Normally, after a catastrophe like WeWork, the founders end up in some sort of legal battle with disgruntled investors. Elizabeth Holmes was sued for defrauding doctors, patients, and investors, and omitting information about the problems with Theranos’ technology and tests. Anna Sorokin was sentenced to three years in prison in 2019 and is now facing deportation. Adam Neumann? A billionaire working on his next venture — Flow. Yet ironically another real-estate venture, Flow aims to address “the US housing shortage, a lack of social interaction in a remote world, and the inability of renters to gain equity” (Molla, 2022). Reportedly, Flow has already raised $1 billion, with Andreessen Horowitz — a major venture capital firm in Silicon Valley — as its biggest investor. In a statement explaining the rationale behind funding Flow, Andreessen explains, “Adam is a visionary leader who revolutionized the second largest asset class in the world — commercial real estate — by bringing community and brand to an industry in which neither existed before.” He continues by stating, “it’s often under appreciated that only one person has fundamentally redesigned the office experience and led a paradigm-changing global company in the process: Adam Neumann.” Sounding familiar? I think so too. Since the failure of WeWork, Neumann has remained a millionaire. It’s difficult for me to see where or when Neumann has proven himself to have learned his lesson. Though little is known about his new company, there have been reports that Flow will involve a technological aspect to justify its billion-dollar valuation before its launch. To me, it all sounds like a repeat of WeWork: a real-estate business going out of its way to become a tech company. Beyond his real-estate venture, he has also dove into the crypto world with Flowcarbon. Flowcarbon, backed by Andreesen Horowitz’s crypto division, aims to fight climate change by trading carbon credits. The crypto startup raised $70 million in its series A funding.
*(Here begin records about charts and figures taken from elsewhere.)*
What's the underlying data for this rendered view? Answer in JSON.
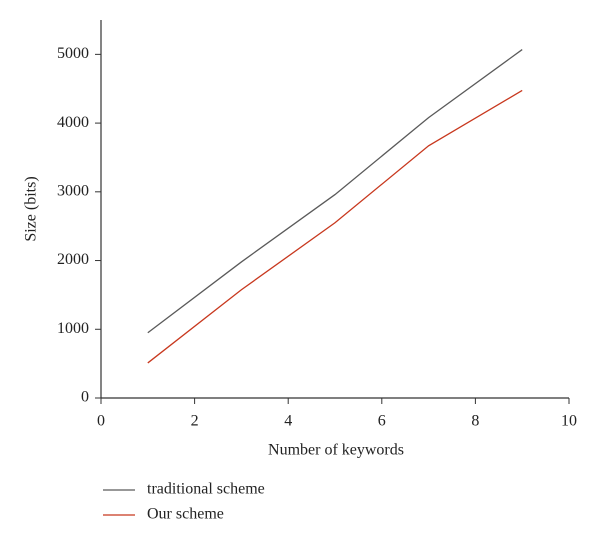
{
  "chart_data": {
    "type": "line",
    "x_label": "Number of keywords",
    "y_label": "Size (bits)",
    "x": [
      1,
      3,
      5,
      7,
      9
    ],
    "series": [
      {
        "name": "traditional scheme",
        "color": "#5a5a5a",
        "values": [
          950,
          1980,
          2960,
          4080,
          5070
        ]
      },
      {
        "name": "Our scheme",
        "color": "#c8381e",
        "values": [
          510,
          1575,
          2550,
          3670,
          4475
        ]
      }
    ],
    "xlim": [
      0,
      10
    ],
    "xticks": [
      0,
      2,
      4,
      6,
      8,
      10
    ],
    "ylim": [
      0,
      5500
    ],
    "yticks": [
      0,
      1000,
      2000,
      3000,
      4000,
      5000
    ],
    "grid": false,
    "legend": "bottom-left"
  }
}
It seems as though Neumann’s wild tendencies and ambitions haven’t affected investors’ faith in him. Neumann’s status as a cult of personality has yet to fail him.

A parable for investors, entrepreneurs, and the startup world, The Cult of We warns of the dangers of the cult of the founder. Investors become even more vulnerable to the vague promises of the founder when they want, even need, the startup to succeed. Greed and hubris blind judgment and cause people to ignore the glaring red flags in front of them. It’s important for all players in the startup world to focus on the basics: sustainability, feasibility, and profitability. Sometimes, the fear of missing out can be a good thing. The book warns us to not let the herd mentality override our judgment. Growth, while important, cannot always be expected to occur at an exponential rate long term. Rather, we need to find the balance between sustainable growth and profits.